An old deed in my possession, shows that grandfather bought 80 acres of land from John Droke on September 22, (1873). Attest Jo D. Dickson, M.C. Stagner. It reads, "Where as in pursuance of the Act of Congress approved Sept. 28, 1850, entitled "An act granting bounty land to certain officers and soldiers who have engaged in the military service of the United States". John Droke was a private in Captain Jones Company, 5th regiment, Virginia Militia, War of 1812. My (grandfather) bought this land for $500. It was deeded on March 1859, by James Buchanan, President of the U.S.A. to George Droke.

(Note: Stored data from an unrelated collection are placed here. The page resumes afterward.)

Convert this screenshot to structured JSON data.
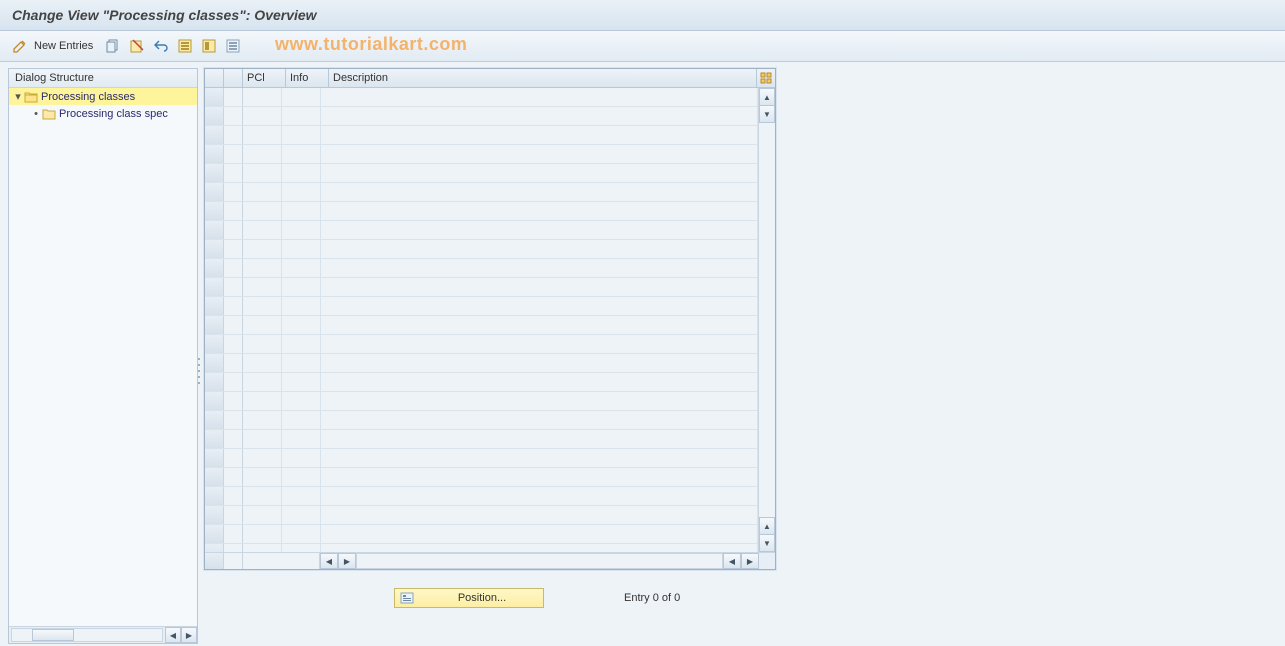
{
  "title": "Change View \"Processing classes\": Overview",
  "toolbar": {
    "new_entries_label": "New Entries"
  },
  "watermark": "www.tutorialkart.com",
  "dialog_structure": {
    "header": "Dialog Structure",
    "root": {
      "label": "Processing classes",
      "child": {
        "label": "Processing class spec"
      }
    }
  },
  "grid": {
    "columns": {
      "pcl": "PCl",
      "info": "Info",
      "description": "Description"
    },
    "widths": {
      "pcl": 38,
      "info": 38,
      "description": 420
    },
    "row_count": 25
  },
  "footer": {
    "position_label": "Position...",
    "entry_status": "Entry 0 of 0"
  }
}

An old atlas in my possession made in 1903, shows that Thomas Nichols and his son A. J. Nichols owned this land. After the Frisco railroad was built the town of Dickson was renamed Hiwasse in memory of their pioneer homes in Tennessee by that Cherokee name. When Thomas and Lucinda had reared their families they moved from their home east of Hiwasse to this land and there is a two-story house standing on a part of it where grandmother and one of her sons died. Here "Uncle Thomas and Aunt Lucy" as they were lovingly called by their friends, lived. And on the morning of June 5, 1900, when the sun shone soft on the clean bare floor of her bedroom, grandma breathed her last. For hours before her death, grandpa set by her bedside with her hand in his. Her daughter, Mrs. Sarah Galyean, their sons James A. ,William S., John Frank, Monroe, and Jack Lafayette, and wives, gathered about in her room. She opened her eyes and said, "The Lord is my life and my salvation, of whom shall I be afraid?" The words of the Psalmist of old were like an armor around her heart.

Thomas Nichols, her husband, passed away in 1905.